Eylem kiplikleri arasındaki fark nedir?
Eylem kipliği (event modality) kendi içinde yükümlülük kipliği (deontic modality) ve dinamik kiplik (dynamic modality) olmak üzere ikiye ayrılır. Yükümlülük kipliğinde konuşuru/eyleyiciyi harekete geçiren koşullar, dış nedenler ve otoritelerdir; dinamik kiplikte ise konuşuru harekete geçiren etkenler, iç dinamikler ya da iç dinamiklerle ilgili nedenlerdir.
Eylem kipliklerini yansıtan ögeler nelerdir?
Emir, zorunluluk/gereklilik, izin; dış kaynaklı etkenlere ve otoritelere bağlı olarak gerçekleştiği için yükümlülük kipliğini; istek, gönüllülük, dilek ve yeterlilik ise içsel etkenlerden kaynaklandığı için dinamik kipliği yansıtır.
Gönüllülük kipinin emir kipinden farkı nedir?

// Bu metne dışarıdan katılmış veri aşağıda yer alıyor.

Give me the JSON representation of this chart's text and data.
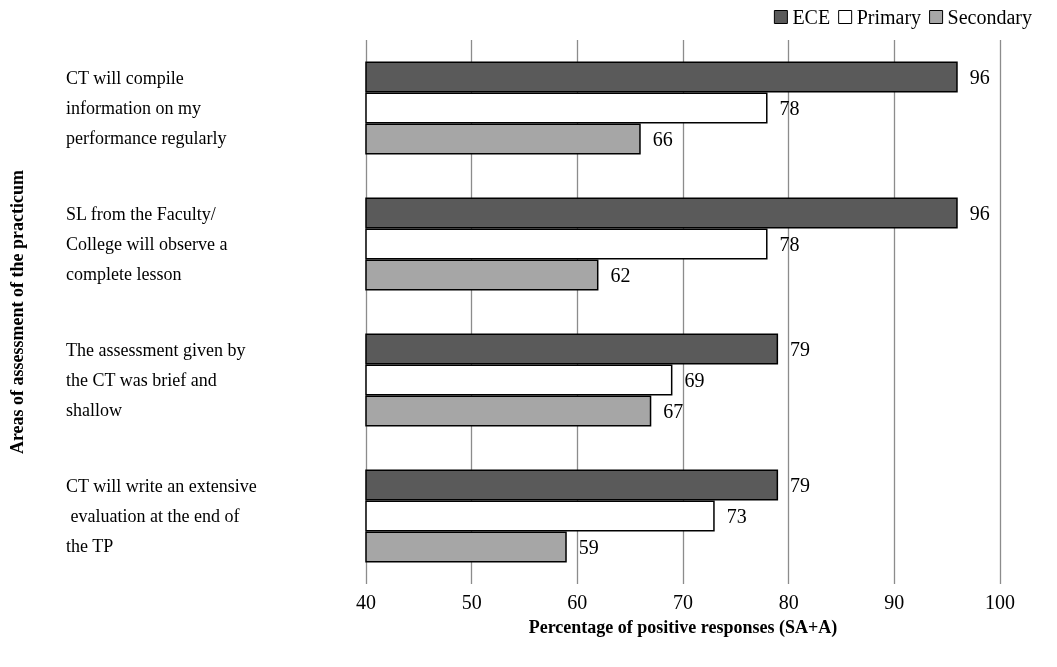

Tablo 5.8 (sayfa 114) incelendiğinde emir kipi ile gönüllülük kipi teklik ve çokluk 2 ve 3. kişilerin ortak biçimbirimlerden oluştuğu görülür. Ancak karşıladıkları semantik değerde önemli farklılıklar vardır. Gönüllülük kipi 2 ve 3. kişi biçimbirimleriyle ifade edilen isteklerde, konuşur ve dinleyici arasında toplumsal mesafeden çok yakınlık vardır. Statüye dayalı güç üstünlüğü ve dayatma gibi koşullar yoktur. İfade, belirli oranlarda yönlendiricidir; ama yönlendirme emirdeki kadar yüksek dereceli ve güçlü değildir. Cümle, emretme niyetiyle söylenmez; basit bir isteme, teklif, öneri vb. bildirir. Bu işlev 17, 18 ve 19. örnekler incelendiğinde daha iyi fark edilecektir. Oysa emir kipinde buyurucunun üstünlüğüne dayanan güç ilişkisi vardır ve ifade, belirli bir yaptırım gücü içerir.
(17) Biz yemek yiyeceğiz, işin yoksa sen de gel, müsaitse Ali de gelsin.
(18) Ders çalışmayı ihmal etmesinler.
(19) Montunun önünü kapat istersen, üşürsün.
Türkçede birleşik çekimler hangi eklerin üzerine gelebilmektedir?
Türkçede birleşik çekimler; -(y)DX, -(y)mXş, -(y)sA ile yapılır. -(y)DX biçimbirimi; geliyordu, gelmişti, gelecekti, gelirdi örneklerinde görüldüğü gibi görünüş ve zaman bildiren biçimbirimlerin; ayrıca gelmekteydi, gelmeliydi, geleydi, gelseydi, gelebilirdi vb. örneklerdeki gibi emir ve gönüllülük dışındaki bütün kip eklerinin üzerine gelebilmektedir.